Following the success of the Mustang, Ford thought they'd roll the equine dice a couple more times, coming up with the Pinto and today's Nice Price or Crack Pipe Maverick. There's a lot shared between the Mav' and the ‘Stang, but does this pony's price mean its seller isn't just horsing around?
Yesterday's 6.2 diesel-powered '91 Jeep proved that, unlike strippers and Jenga, Wranglers shouldn't be stacked. The fact that our 37-inch tired friend was thus contributed to its insurmountable 70% Crack Pipe loss.
Automobiles replaced horses as a primary mode of transportation and nearly 70 years later, further ignominy was heaped on the genus as the Ford Motor Company also appropriated their good names for the company's cars. Well, legendarily the Mustang was such named for the WWII fighter - also known as the P51 - but that plane was of course named after... the horse.
Today's 1970 Maverick coupe shares an equine name and a Falcon base with the Mustang, and in its two door, fastback form much of the pony car ethos. This LA-based car completes that picture by rocking the thin-wall Windsor V8 in traditional 302 cubic inch displacement, and sprouting a manual transmission.
Outside, the baby blue paint seems serviceable, and compliments the desirable old-school blue and gold California license plates. There are a number of boogers here, including a rough driver's side and a nasty ding on the trunk lip that'll not be fun to pound out. Other issues are a lack of grille up front and an interior that looks like it's had a band of hippies living inside it.
Thing of it is, these foibles are easily rectified, and are passible in a car with other things going for it- like a healthy V8 engine and three pedals below the steering wheel. This Maverick seems solid enough and a good base for building a rockstar as it seems to have the right foundation.

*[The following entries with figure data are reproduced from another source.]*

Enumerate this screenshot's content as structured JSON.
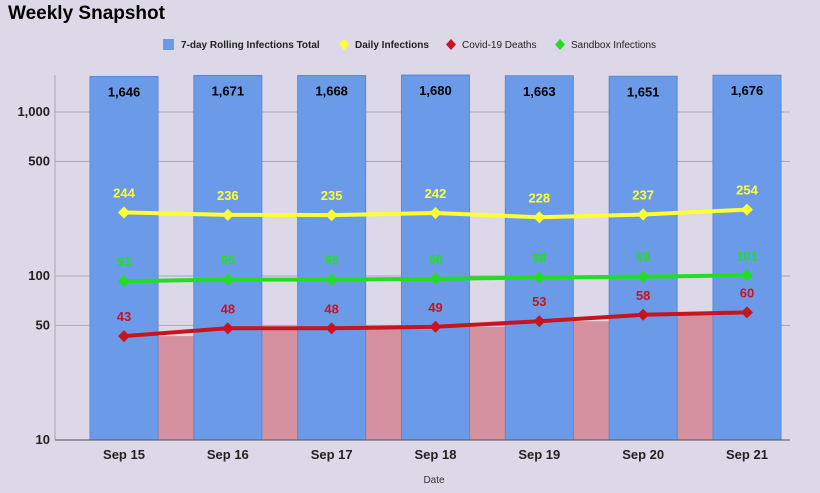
{
  "colors": {
    "background": "#dcd8e8",
    "bars": "#6b9be8",
    "filler": "#d4909e",
    "daily": "#ffff33",
    "deaths": "#c8141e",
    "sandbox": "#22dd22",
    "grid": "#a9a4b8"
  },
  "chart_data": {
    "type": "bar",
    "title": "Weekly Snapshot",
    "xlabel": "Date",
    "ylabel": "",
    "y_scale": "log",
    "ylim": [
      10,
      1800
    ],
    "y_ticks": [
      10,
      50,
      100,
      500,
      1000
    ],
    "y_tick_labels": [
      "10",
      "50",
      "100",
      "500",
      "1,000"
    ],
    "categories": [
      "Sep 15",
      "Sep 16",
      "Sep 17",
      "Sep 18",
      "Sep 19",
      "Sep 20",
      "Sep 21"
    ],
    "legend_position": "top",
    "grid": true,
    "bar_series": {
      "name": "7-day Rolling Infections Total",
      "values": [
        1646,
        1671,
        1668,
        1680,
        1663,
        1651,
        1676
      ],
      "labels": [
        "1,646",
        "1,671",
        "1,668",
        "1,680",
        "1,663",
        "1,651",
        "1,676"
      ]
    },
    "line_series": [
      {
        "name": "Daily Infections",
        "marker": "diamond",
        "values": [
          244,
          236,
          235,
          242,
          228,
          237,
          254
        ],
        "labels": [
          "244",
          "236",
          "235",
          "242",
          "228",
          "237",
          "254"
        ]
      },
      {
        "name": "Covid-19 Deaths",
        "marker": "diamond",
        "values": [
          43,
          48,
          48,
          49,
          53,
          58,
          60
        ],
        "labels": [
          "43",
          "48",
          "48",
          "49",
          "53",
          "58",
          "60"
        ]
      },
      {
        "name": "Sandbox Infections",
        "marker": "diamond",
        "values": [
          93,
          95,
          95,
          96,
          98,
          99,
          101
        ],
        "labels": [
          "93",
          "95",
          "95",
          "96",
          "98",
          "99",
          "101"
        ]
      }
    ]
  }
}
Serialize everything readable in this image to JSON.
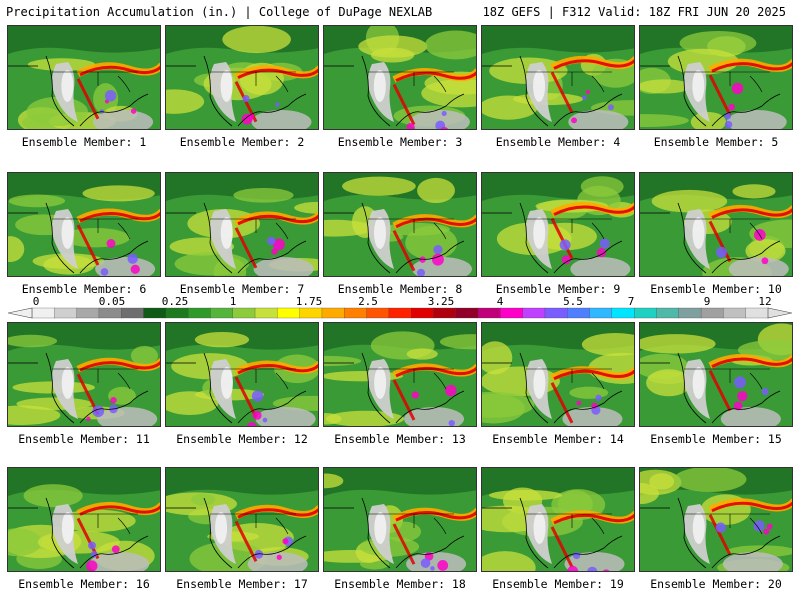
{
  "header": {
    "title": "Precipitation Accumulation (in.) | College of DuPage NEXLAB",
    "valid": "18Z GEFS | F312 Valid: 18Z FRI JUN 20 2025"
  },
  "panels": [
    "Ensemble Member: 1",
    "Ensemble Member: 2",
    "Ensemble Member: 3",
    "Ensemble Member: 4",
    "Ensemble Member: 5",
    "Ensemble Member: 6",
    "Ensemble Member: 7",
    "Ensemble Member: 8",
    "Ensemble Member: 9",
    "Ensemble Member: 10",
    "Ensemble Member: 11",
    "Ensemble Member: 12",
    "Ensemble Member: 13",
    "Ensemble Member: 14",
    "Ensemble Member: 15",
    "Ensemble Member: 16",
    "Ensemble Member: 17",
    "Ensemble Member: 18",
    "Ensemble Member: 19",
    "Ensemble Member: 20"
  ],
  "colorbar": {
    "labels": [
      "0",
      "0.05",
      "0.25",
      "1",
      "1.75",
      "2.5",
      "3.25",
      "4",
      "5.5",
      "7",
      "9",
      "12"
    ],
    "colors": [
      "#f0f0f0",
      "#cfcfcf",
      "#a8a8a8",
      "#8c8c8c",
      "#6e6e6e",
      "#0f5a16",
      "#1f7a1f",
      "#2f9a2a",
      "#55b43a",
      "#8ccb3c",
      "#c8e03c",
      "#ffff00",
      "#ffd500",
      "#ffaa00",
      "#ff7f00",
      "#ff5500",
      "#ff2000",
      "#e00000",
      "#b00010",
      "#900028",
      "#c0007a",
      "#ff00c8",
      "#c040ff",
      "#7a5cff",
      "#4f7fff",
      "#2fb8ff",
      "#00e5ff",
      "#20d0c0",
      "#50b8a8",
      "#80a0a0",
      "#a0a0a0",
      "#c0c0c0",
      "#e0e0e0"
    ]
  }
}
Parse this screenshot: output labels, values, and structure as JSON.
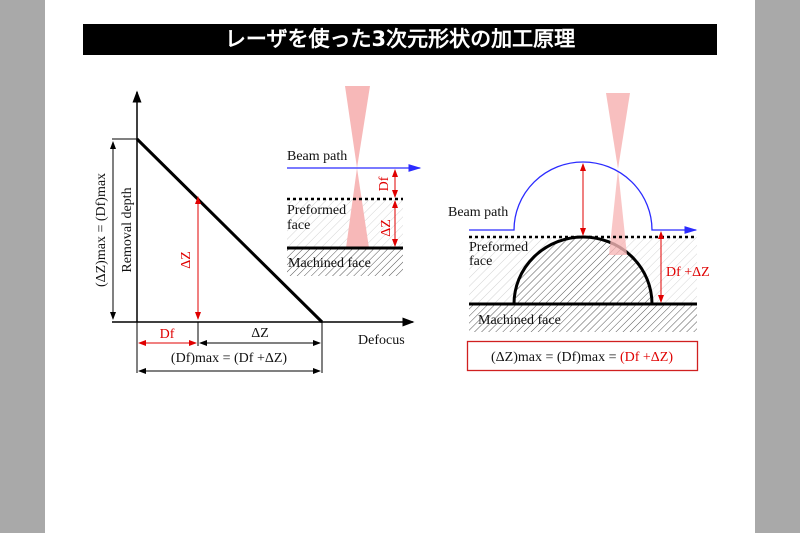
{
  "title": "レーザを使った3次元形状の加工原理",
  "colors": {
    "beam_path": "#2b2bff",
    "dimension": "#e00000",
    "beam_cone": "#f7b8b8",
    "axis": "#000000"
  },
  "left_graph": {
    "y_label": "Removal depth",
    "y_max_label": "(ΔZ)max = (Df)max",
    "x_label": "Defocus",
    "dz_label": "ΔZ",
    "df_label": "Df",
    "dz_bottom_label": "ΔZ",
    "dfmax_label": "(Df)max = (Df +ΔZ)"
  },
  "inset": {
    "beam_path": "Beam path",
    "preformed": [
      "Preformed",
      "face"
    ],
    "machined": "Machined face",
    "df": "Df",
    "dz": "ΔZ"
  },
  "right_diagram": {
    "beam_path": "Beam path",
    "preformed": [
      "Preformed",
      "face"
    ],
    "machined": "Machined face",
    "height_label": "Df +ΔZ",
    "formula_black": "(ΔZ)max = (Df)max = ",
    "formula_red": "(Df +ΔZ)"
  }
}
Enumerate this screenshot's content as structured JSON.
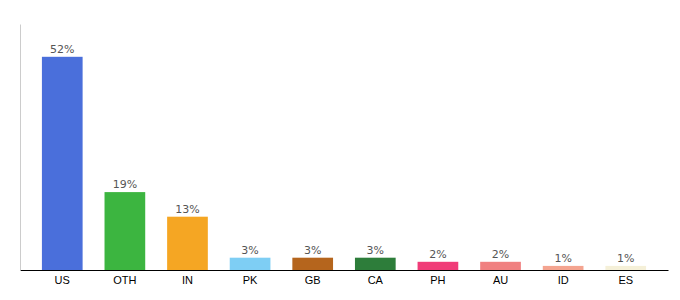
{
  "chart_data": {
    "type": "bar",
    "categories": [
      "US",
      "OTH",
      "IN",
      "PK",
      "GB",
      "CA",
      "PH",
      "AU",
      "ID",
      "ES"
    ],
    "values": [
      52,
      19,
      13,
      3,
      3,
      3,
      2,
      2,
      1,
      1
    ],
    "value_labels": [
      "52%",
      "19%",
      "13%",
      "3%",
      "3%",
      "3%",
      "2%",
      "2%",
      "1%",
      "1%"
    ],
    "colors": [
      "#4a6fdb",
      "#3cb540",
      "#f5a623",
      "#7ecef4",
      "#b5651d",
      "#2d7d3a",
      "#f03c78",
      "#f08080",
      "#f4a490",
      "#f5f0d8"
    ],
    "ylim": [
      0,
      60
    ],
    "data_labels": true,
    "tick_labels": "x",
    "grid": false
  }
}
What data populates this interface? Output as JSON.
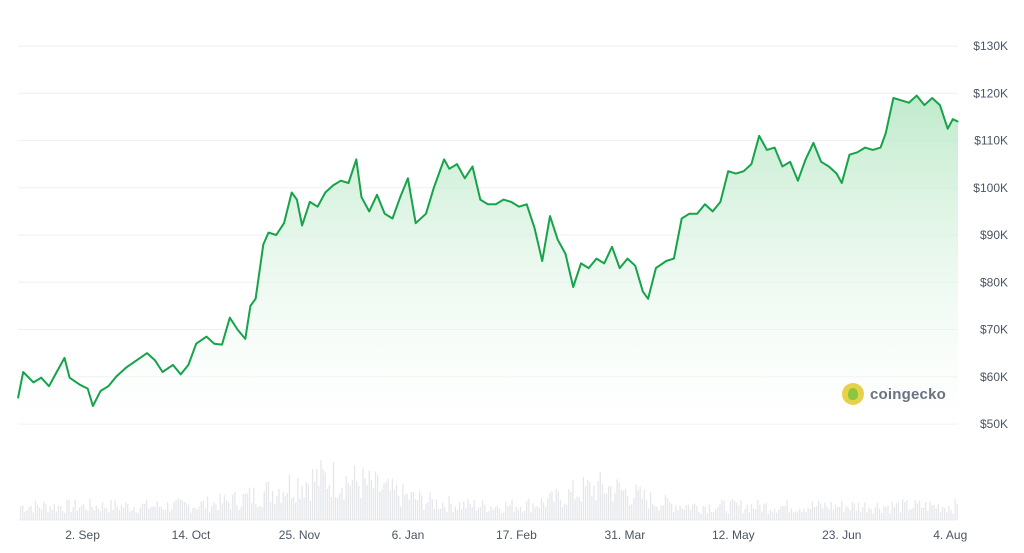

That leads to the question of whether or not that base is worth the $3,995 that the seller is asking. Mavericks seem to be following their Mustang brethren in a climb up the value tree, meaning it might be a good idea to saddle up before they reach too high a branch. Of course, this one may be better put out to pasture.
What do you think, is this Maverick worth a fin shy of four grand? Or, is that simply too much to pony up?